Même si les étudiants viennent d'entamer les vacances de printemps, leur futur n'est pas de tout repos pour les professeurs, directeurs et différents ministres de la Fédération Wallonie-Bruxelles. Une chose est certaine, les épreuves du CEB, du CE1D et du CESS sont annulées. Seul le recours statuera du futur de l'élève. 

Si prolongement du confinement ou non, dans les deux cas, il va falloir réorganiser le calendrier de cette fin d'année scolaire. 

"Même sans ces épreuves qui sont d'habitude obligatoires, le conseil de classe peut tout à fait évaluer les compétences de l'élève au travers des tests que l'élève a subis durant l'année ou le cycle. Je pense au CE1D pour lequel on répète souvent aux étudiants qu'en fin de deuxième secondaire, ce diplôme sert à valider les apprentissages sur deux ans", explique François De Waele, le directeur de la section secondaire l'Institut Saint-Joseph de Charleroi.

"Après une période sans cours, il faut qu'on revienne à l'essentiel de ce qui fait notre métier d'enseignant, c'est-à-dire les apprentissages"

Du coup, les élèves qui ont bien travaillé avant le début du confinement n'auront pas trop de mouron à se faire. Quant à ceux qui ont été moins assidus et qui comptaient profiter de cette dernière ligne droite, c'est un espoir qu'ils voient partir en fumée. "Pour ceux-là, cela risque d'être un peu plus compliqué pour les professeurs, confie le directeur de l'école carolo.
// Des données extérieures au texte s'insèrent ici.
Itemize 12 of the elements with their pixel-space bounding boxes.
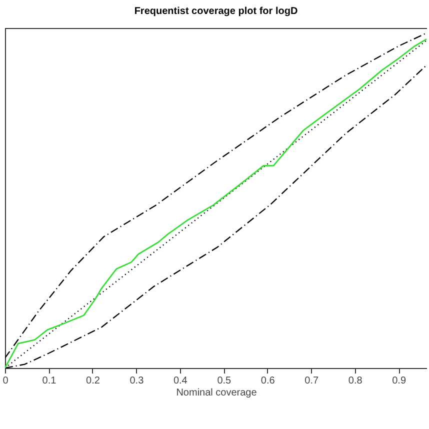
x-tick-label: 0.6 [260, 376, 276, 386]
x-tick-label: 0.2 [86, 376, 100, 386]
x-tick-label: 0.7 [304, 376, 319, 386]
x-tick-label: 0.3 [130, 376, 144, 386]
x-tick-label: 0.5 [217, 376, 232, 386]
x-tick-label: 0.1 [42, 376, 57, 386]
x-tick-label: 0 [2, 376, 9, 386]
x-tick-label: 0.8 [348, 376, 363, 386]
x-axis-title: Nominal coverage [176, 388, 258, 398]
chart-title: Frequentist coverage plot for logD [134, 6, 298, 17]
x-tick-label: 0.9 [392, 376, 406, 386]
x-tick-label: 0.4 [173, 376, 188, 386]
Mais je leur fais confiance pour prendre les meilleures décisions possibles."

"Il ne s'agira pas de leur faire repayer un minerval"

Concernant le supérieur, les examens vont bien avoir lieu et le gouvernement laisse une certaine autonomie aux universités et hautes écoles. "Nous savons que les étudiants ne sont pas tous dans la même situation, explique la ministre francophone de l'enseignement supérieur, Valérie Glatigny. Par exemple, un étudiant qui est en sciences-éco, qui a suivi tous les cours à distance, peut être prêt pour passer ses examens. Par contre, un étudiant qui doit réaliser un stage important, comme un futur enseignant par exemple, et qui n'a pas pu le faire, n'est pas dans la même situation. L'objectif d'une prolongation de session est social puisqu'il ne s'agira pas de repayer un minerval alors qu'il termine ses études."

Concernant les mémoires et/ ou travaux qui comptabilisent un nombre de crédits importants, ils pourront être reportés sur le troisième quadrimestre et les stages pourront s’étaler sur l’année scolaire prochaine.